Now back in print after almost a decade in label merger limbo on Nonesuch, this 8-disc box set documenting Evans' final stand at his beloved Village Vanguard is a brilliant view into the artistry of a genius moments before his departure from this earth. Recorded during the first week of June 1980, just three months before Evans died of a toxic cocktail of afflictions stemming from his cocaine habit, one could hardly tell the man was in turmoil from the utter beauty of these performances. Flanked by bassist Marc Johnson and drummer Joe LaBarbera, the counterparts to what was known as Evans' most fluid trio since his storied '61 group with drummer Paul Motian and the late, great Scott LaFaro on bass, Bill Evans interacts with his players with the grace of an agile cat. On every set they played on this five-night stand the trio never skipped a beat, balancing the fine line between rhythm and melody across stirring takes on such Evans live staples as "My Foolish Heart," Miles Davis' "Nardis" - highlighted each time by a mind-bending drum solo from LaBarbera - and the Johnny Mercer/Henry Mancini chestnut "Days of Wine and Roses." Many of the songs featured on Turn Out The Stars: The Final Village Vanguard Recordings were more recent Evans compositions from his Warner Bros. titles, like "Bill's Hit Tune" and "Laurie" off 1979's excellent We Will Meet Again and his heartbreaking version of "Suicide Is Painless," the theme song to the hit TV show M*A*S*H he covered for his 1980 studio swan song, You Must Believe In Spring, which he only performed one time during his final Village Vanguard stand and can be found on Disc Three of this set.

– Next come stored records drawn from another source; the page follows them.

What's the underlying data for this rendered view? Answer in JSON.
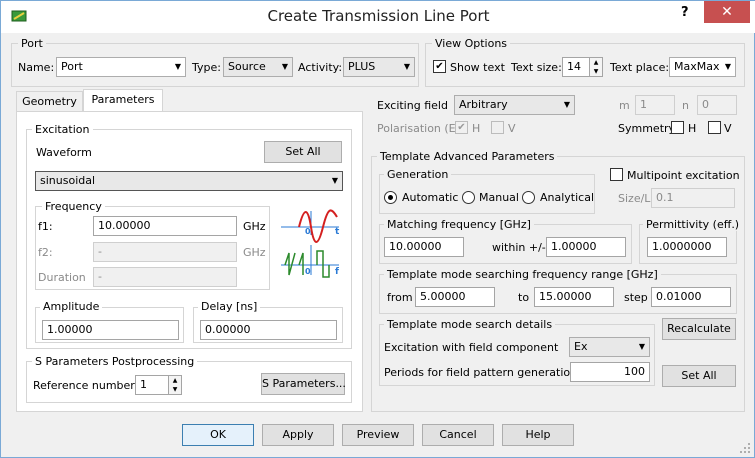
{
  "window": {
    "title": "Create Transmission Line Port",
    "help": "?",
    "close": "✕"
  },
  "port": {
    "group": "Port",
    "name_label": "Name:",
    "name_value": "Port",
    "type_label": "Type:",
    "type_value": "Source",
    "activity_label": "Activity:",
    "activity_value": "PLUS"
  },
  "view_options": {
    "group": "View Options",
    "show_text": "Show text",
    "text_size_label": "Text size:",
    "text_size_value": "14",
    "text_place_label": "Text place:",
    "text_place_value": "MaxMax"
  },
  "tabs": [
    "Geometry",
    "Parameters"
  ],
  "excitation": {
    "group": "Excitation",
    "waveform_label": "Waveform",
    "set_all": "Set All",
    "waveform_value": "sinusoidal",
    "frequency_group": "Frequency",
    "f1_label": "f1:",
    "f1_value": "10.00000",
    "f1_unit": "GHz",
    "f2_label": "f2:",
    "f2_value": "-",
    "f2_unit": "GHz",
    "duration_label": "Duration",
    "duration_value": "-",
    "amplitude_group": "Amplitude",
    "amplitude_value": "1.00000",
    "delay_group": "Delay [ns]",
    "delay_value": "0.00000",
    "icon_labels": {
      "t1": "t",
      "o1": "0",
      "t2": "f",
      "o2": "0"
    }
  },
  "sparams": {
    "group": "S Parameters Postprocessing",
    "ref_label": "Reference number:",
    "ref_value": "1",
    "button": "S Parameters..."
  },
  "right": {
    "exciting_field_label": "Exciting field",
    "exciting_field_value": "Arbitrary",
    "m_label": "m",
    "m_value": "1",
    "n_label": "n",
    "n_value": "0",
    "polarisation_label": "Polarisation (E)",
    "pol_h": "H",
    "pol_v": "V",
    "symmetry_label": "Symmetry",
    "sym_h": "H",
    "sym_v": "V"
  },
  "template": {
    "group": "Template Advanced Parameters",
    "generation_group": "Generation",
    "gen_automatic": "Automatic",
    "gen_manual": "Manual",
    "gen_analytical": "Analytical",
    "multipoint": "Multipoint excitation",
    "size_label": "Size/L",
    "size_value": "0.1",
    "matching_group": "Matching frequency [GHz]",
    "matching_value": "10.00000",
    "within_label": "within +/-",
    "within_value": "1.00000",
    "permittivity_group": "Permittivity (eff.)",
    "permittivity_value": "1.0000000",
    "range_group": "Template mode searching frequency range [GHz]",
    "from_label": "from",
    "from_value": "5.00000",
    "to_label": "to",
    "to_value": "15.00000",
    "step_label": "step",
    "step_value": "0.01000",
    "search_group": "Template mode search details",
    "excitation_comp_label": "Excitation with field component",
    "excitation_comp_value": "Ex",
    "periods_label": "Periods for field pattern generation",
    "periods_value": "100",
    "recalculate": "Recalculate",
    "set_all": "Set All"
  },
  "footer": {
    "ok": "OK",
    "apply": "Apply",
    "preview": "Preview",
    "cancel": "Cancel",
    "help": "Help"
  }
}
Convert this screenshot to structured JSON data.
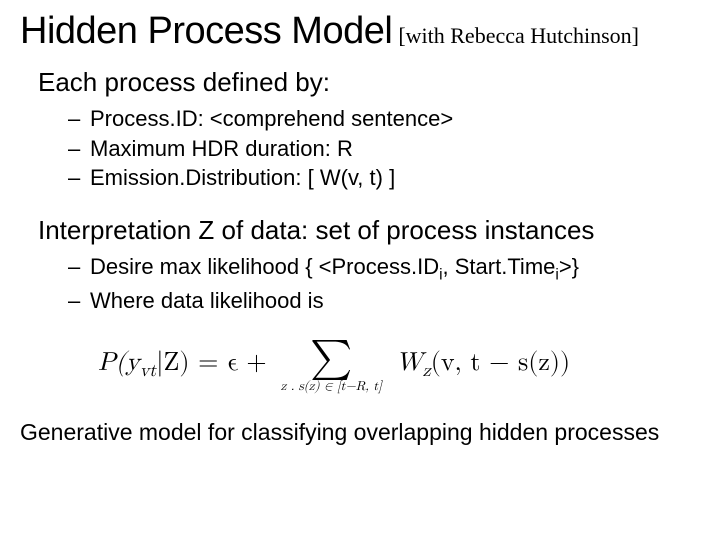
{
  "title": "Hidden Process Model",
  "attribution": "[with Rebecca Hutchinson]",
  "section1_heading": "Each process defined by:",
  "section1_items": [
    "Process.ID: <comprehend sentence>",
    "Maximum HDR duration: R",
    "Emission.Distribution: [ W(v, t) ]"
  ],
  "section2_heading": "Interpretation Z of data: set of process instances",
  "section2_item1_prefix": "Desire max likelihood { <Process.ID",
  "section2_item1_sub1": "i",
  "section2_item1_mid": ", Start.Time",
  "section2_item1_sub2": "i",
  "section2_item1_suffix": ">}",
  "section2_item2": "Where data likelihood is",
  "formula": {
    "lhs": "P(y",
    "lhs_sub": "vt",
    "lhs_mid": "|Z) = ϵ +",
    "sum_limits": "z . s(z) ∈ [t−R, t]",
    "rhs": "W",
    "rhs_sub": "z",
    "rhs_tail": "(v, t − s(z))"
  },
  "footer": "Generative model for classifying overlapping hidden processes"
}
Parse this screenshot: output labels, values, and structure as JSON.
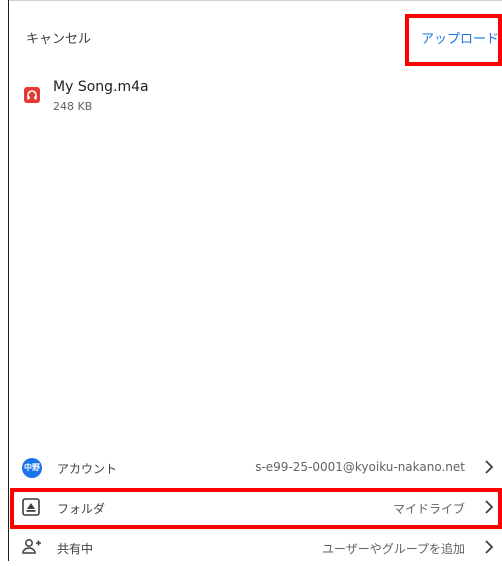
{
  "header": {
    "cancel_label": "キャンセル",
    "upload_label": "アップロード"
  },
  "file": {
    "name": "My Song.m4a",
    "size": "248 KB",
    "icon": "audio-file-icon"
  },
  "settings": {
    "account": {
      "label": "アカウント",
      "value": "s-e99-25-0001@kyoiku-nakano.net",
      "avatar_text": "中野"
    },
    "folder": {
      "label": "フォルダ",
      "value": "マイドライブ"
    },
    "sharing": {
      "label": "共有中",
      "value": "ユーザーやグループを追加"
    }
  },
  "colors": {
    "accent": "#1a73e8",
    "highlight": "#ff0000",
    "file_icon": "#e53935"
  }
}
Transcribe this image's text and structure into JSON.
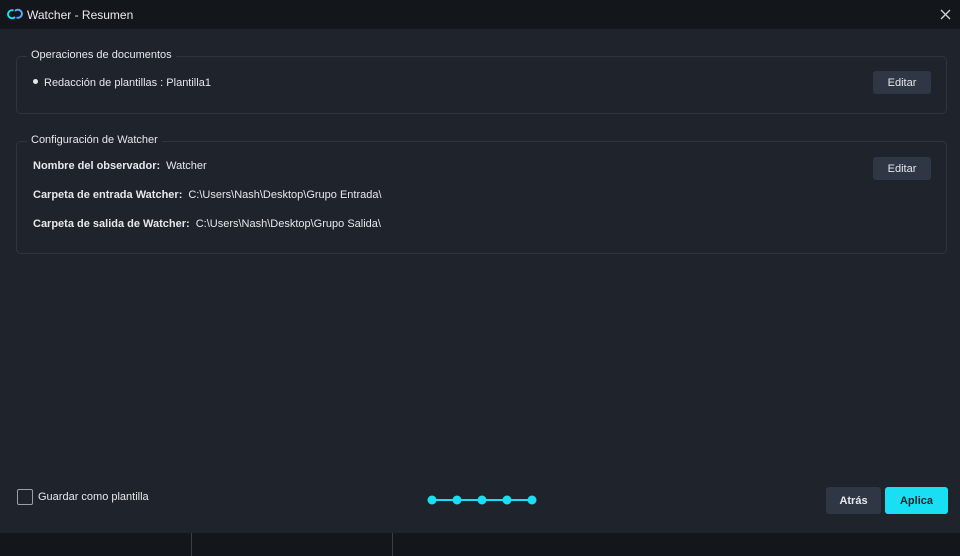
{
  "window": {
    "title": "Watcher - Resumen",
    "icon": "watcher-logo-icon",
    "close_icon": "close-icon"
  },
  "document_operations": {
    "legend": "Operaciones de documentos",
    "item": "Redacción de plantillas : Plantilla1",
    "edit_label": "Editar"
  },
  "watcher_config": {
    "legend": "Configuración de Watcher",
    "edit_label": "Editar",
    "observer_name_label": "Nombre del observador:",
    "observer_name_value": "Watcher",
    "input_folder_label": "Carpeta de entrada Watcher:",
    "input_folder_value": "C:\\Users\\Nash\\Desktop\\Grupo Entrada\\",
    "output_folder_label": "Carpeta de salida de Watcher:",
    "output_folder_value": "C:\\Users\\Nash\\Desktop\\Grupo Salida\\"
  },
  "footer": {
    "save_as_template_label": "Guardar como plantilla",
    "save_as_template_checked": false,
    "steps_total": 5,
    "steps_completed": 5,
    "back_label": "Atrás",
    "apply_label": "Aplica"
  },
  "colors": {
    "background": "#1f232b",
    "titlebar": "#13161b",
    "accent": "#19dff5",
    "button": "#2f3745",
    "border": "#2f3540"
  }
}
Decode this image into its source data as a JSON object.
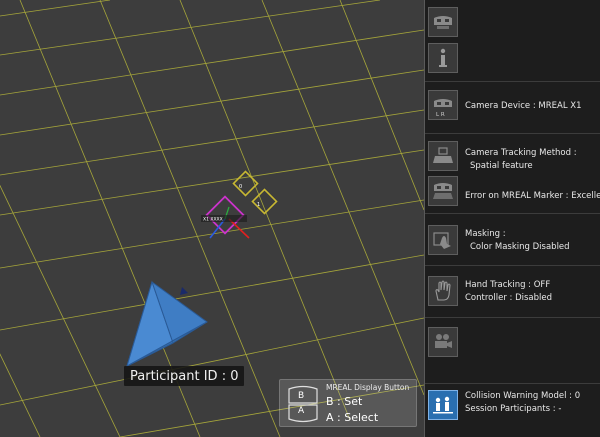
{
  "viewport": {
    "participant_label": "Participant ID : 0",
    "marker_labels": [
      "0",
      "1",
      "X1 XXXX"
    ]
  },
  "display_button": {
    "title": "MREAL Display Button",
    "b_key": "B",
    "a_key": "A",
    "b_action": "B : Set",
    "a_action": "A : Select"
  },
  "panel": {
    "camera_device": "Camera Device : MREAL X1",
    "camera_device_icon_sub": "L  R",
    "tracking_method_label": "Camera Tracking Method :",
    "tracking_method_value": "Spatial feature",
    "marker_error": "Error on MREAL Marker : Excellent",
    "masking_label": "Masking :",
    "masking_value": "Color Masking Disabled",
    "hand_tracking": "Hand Tracking : OFF",
    "controller": "Controller : Disabled",
    "collision_model": "Collision Warning Model : 0",
    "session_participants": "Session Participants : -"
  },
  "colors": {
    "grid": "#b8b83a",
    "accent": "#2a6fb0",
    "avatar": "#3f7dc4",
    "marker_yellow": "#c8b832",
    "marker_magenta": "#cc33cc"
  },
  "icons": [
    "camera-icon",
    "info-icon",
    "tracking-icon",
    "marker-camera-icon",
    "masking-icon",
    "hand-icon",
    "video-camera-icon",
    "collision-icon"
  ]
}
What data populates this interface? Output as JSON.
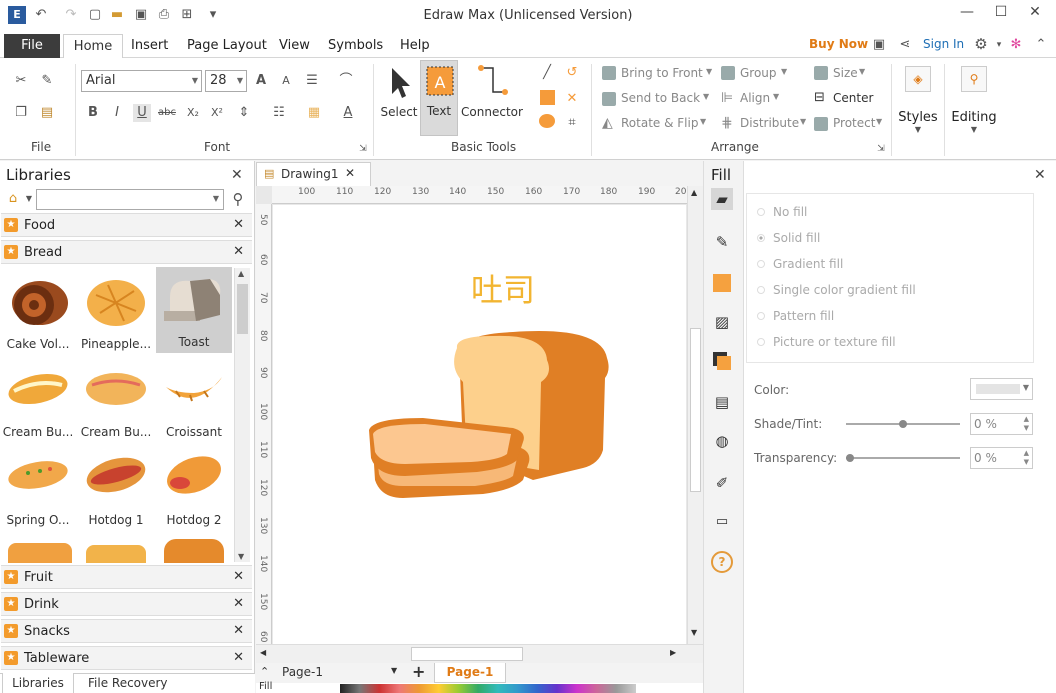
{
  "app": {
    "title": "Edraw Max (Unlicensed Version)"
  },
  "menu": {
    "file": "File",
    "tabs": [
      "Home",
      "Insert",
      "Page Layout",
      "View",
      "Symbols",
      "Help"
    ],
    "buy_now": "Buy Now",
    "sign_in": "Sign In"
  },
  "ribbon": {
    "font_name": "Arial",
    "font_size": "28",
    "groups": {
      "file": "File",
      "font": "Font",
      "basic_tools": "Basic Tools",
      "arrange": "Arrange"
    },
    "tools": {
      "select": "Select",
      "text": "Text",
      "connector": "Connector"
    },
    "arrange": {
      "bring_to_front": "Bring to Front",
      "send_to_back": "Send to Back",
      "rotate_flip": "Rotate & Flip",
      "group": "Group",
      "align": "Align",
      "distribute": "Distribute",
      "size": "Size",
      "center": "Center",
      "protect": "Protect"
    },
    "styles": "Styles",
    "editing": "Editing"
  },
  "libraries": {
    "title": "Libraries",
    "categories_top": [
      "Food",
      "Bread"
    ],
    "shapes": [
      {
        "label": "Cake Vol..."
      },
      {
        "label": "Pineapple..."
      },
      {
        "label": "Toast"
      },
      {
        "label": "Cream Bu..."
      },
      {
        "label": "Cream Bu..."
      },
      {
        "label": "Croissant"
      },
      {
        "label": "Spring O..."
      },
      {
        "label": "Hotdog 1"
      },
      {
        "label": "Hotdog 2"
      }
    ],
    "categories_bottom": [
      "Fruit",
      "Drink",
      "Snacks",
      "Tableware"
    ],
    "tabs": [
      "Libraries",
      "File Recovery"
    ]
  },
  "document": {
    "tab": "Drawing1",
    "canvas_text": "吐司",
    "ruler_top": [
      "100",
      "110",
      "120",
      "130",
      "140",
      "150",
      "160",
      "170",
      "180",
      "190",
      "20"
    ],
    "ruler_left": [
      "50",
      "60",
      "70",
      "80",
      "90",
      "100",
      "110",
      "120",
      "130",
      "140",
      "150",
      "60"
    ],
    "page_select": "Page-1",
    "page_tab": "Page-1",
    "fill_label": "Fill"
  },
  "fill_panel": {
    "title": "Fill",
    "options": [
      "No fill",
      "Solid fill",
      "Gradient fill",
      "Single color gradient fill",
      "Pattern fill",
      "Picture or texture fill"
    ],
    "color_label": "Color:",
    "shade_label": "Shade/Tint:",
    "shade_value": "0 %",
    "transparency_label": "Transparency:",
    "transparency_value": "0 %"
  },
  "colors": {
    "accent": "#e07b16",
    "canvas_text": "#f2b531"
  }
}
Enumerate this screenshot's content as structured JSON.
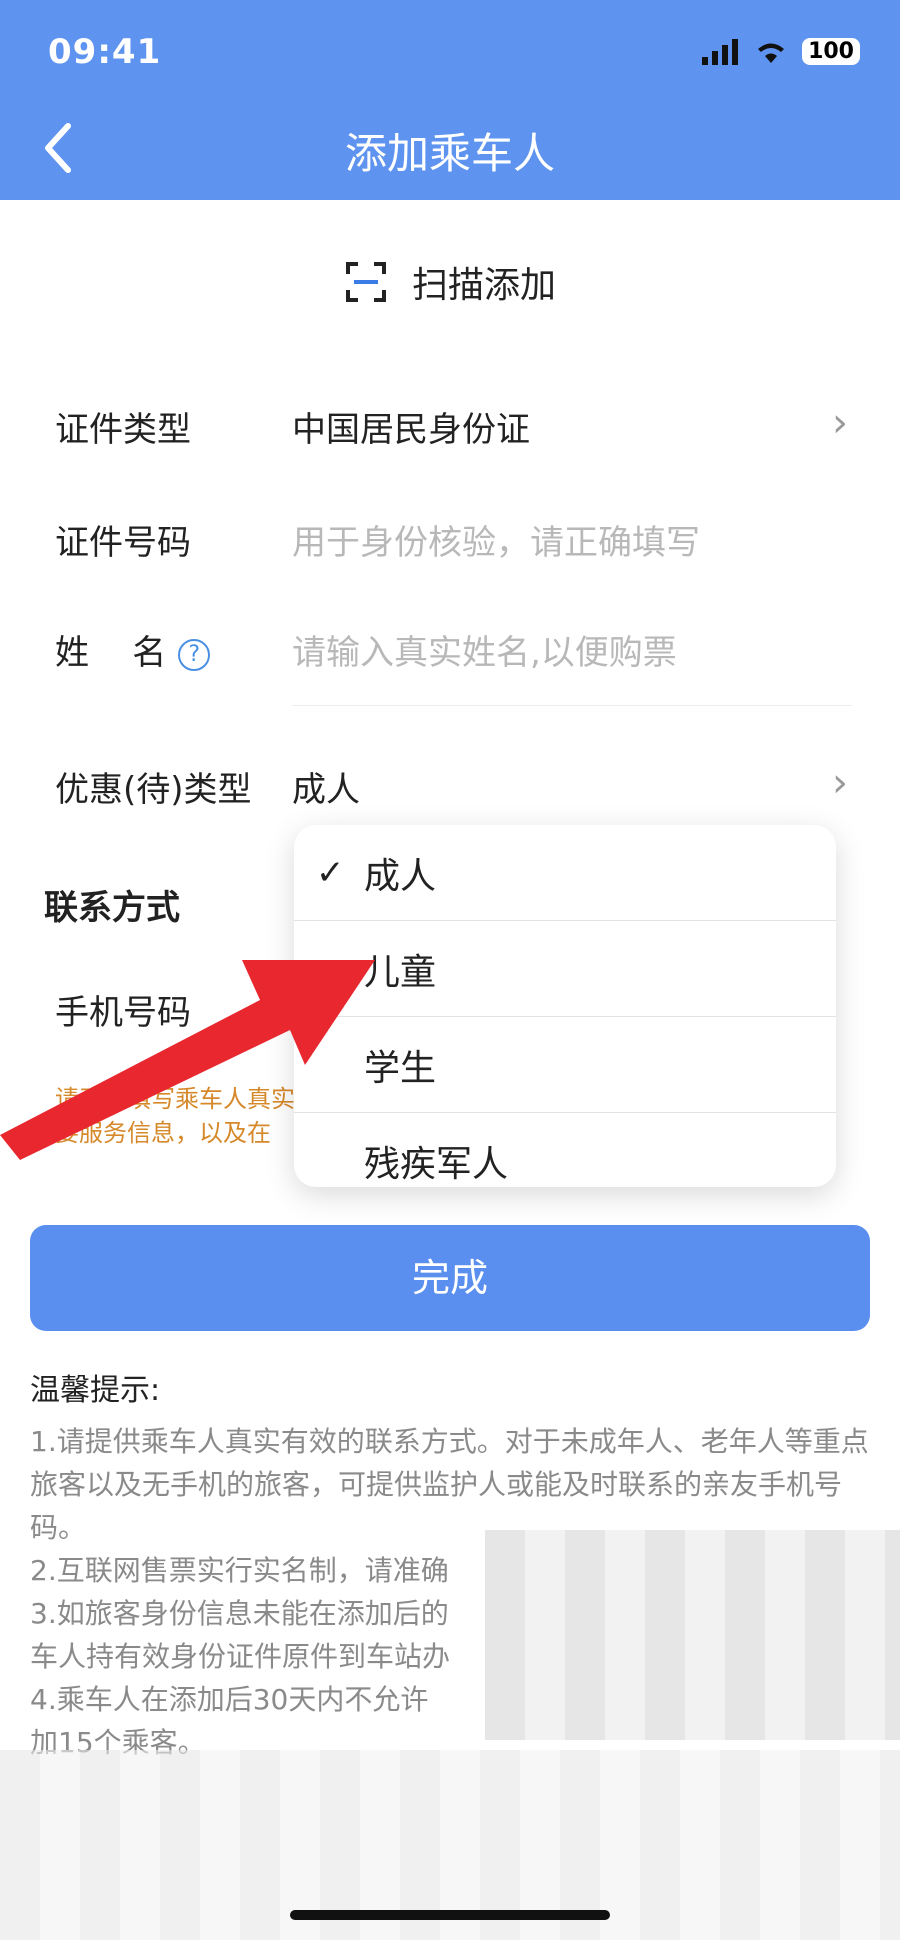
{
  "status_bar": {
    "time": "09:41",
    "battery": "100"
  },
  "header": {
    "title": "添加乘车人"
  },
  "scan": {
    "label": "扫描添加"
  },
  "form": {
    "id_type": {
      "label": "证件类型",
      "value": "中国居民身份证"
    },
    "id_number": {
      "label": "证件号码",
      "placeholder": "用于身份核验，请正确填写"
    },
    "name": {
      "label": "姓    名",
      "placeholder": "请输入真实姓名,以便购票"
    },
    "discount": {
      "label": "优惠(待)类型",
      "value": "成人"
    }
  },
  "contact": {
    "title": "联系方式",
    "phone_label": "手机号码",
    "note_line1": "请正确填写乘车人真实",
    "note_line2": "要服务信息，以及在"
  },
  "dropdown": {
    "options": [
      "成人",
      "儿童",
      "学生",
      "残疾军人"
    ],
    "selected": "成人"
  },
  "done_button": "完成",
  "tips": {
    "title": "温馨提示:",
    "items": [
      "1.请提供乘车人真实有效的联系方式。对于未成年人、老年人等重点旅客以及无手机的旅客，可提供监护人或能及时联系的亲友手机号码。",
      "2.互联网售票实行实名制，请准确",
      "3.如旅客身份信息未能在添加后的",
      "车人持有效身份证件原件到车站办",
      "4.乘车人在添加后30天内不允许",
      "加15个乘客。"
    ]
  }
}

Any serious fan of Bill Evans' music should feel the need to own Turn Out The Stars. Not only does it serve as the perfect bookend to the piano great's equally indispensable 2005 three-disc set chronicling his complete 1961 Vanguard run with his classic trio of LaFaro and Motian, but it also offers its listener a keen view into the promise of a bold, new future with his last trio - a future that was snuffed out far too soon, leaving a gaping hole in the jazz continuum that still remains unhealed to this very day. But, as it is so indubitably expressed in this fascinating box set, Bill Evans might not have left us under the best circumstances, suffering in the end with a combination of a bleeding ulcer, cirrhosis of the liver and a fatal case of pneumonia, but he never let the hurt hinder his exquisite musicianship, even up until the very end.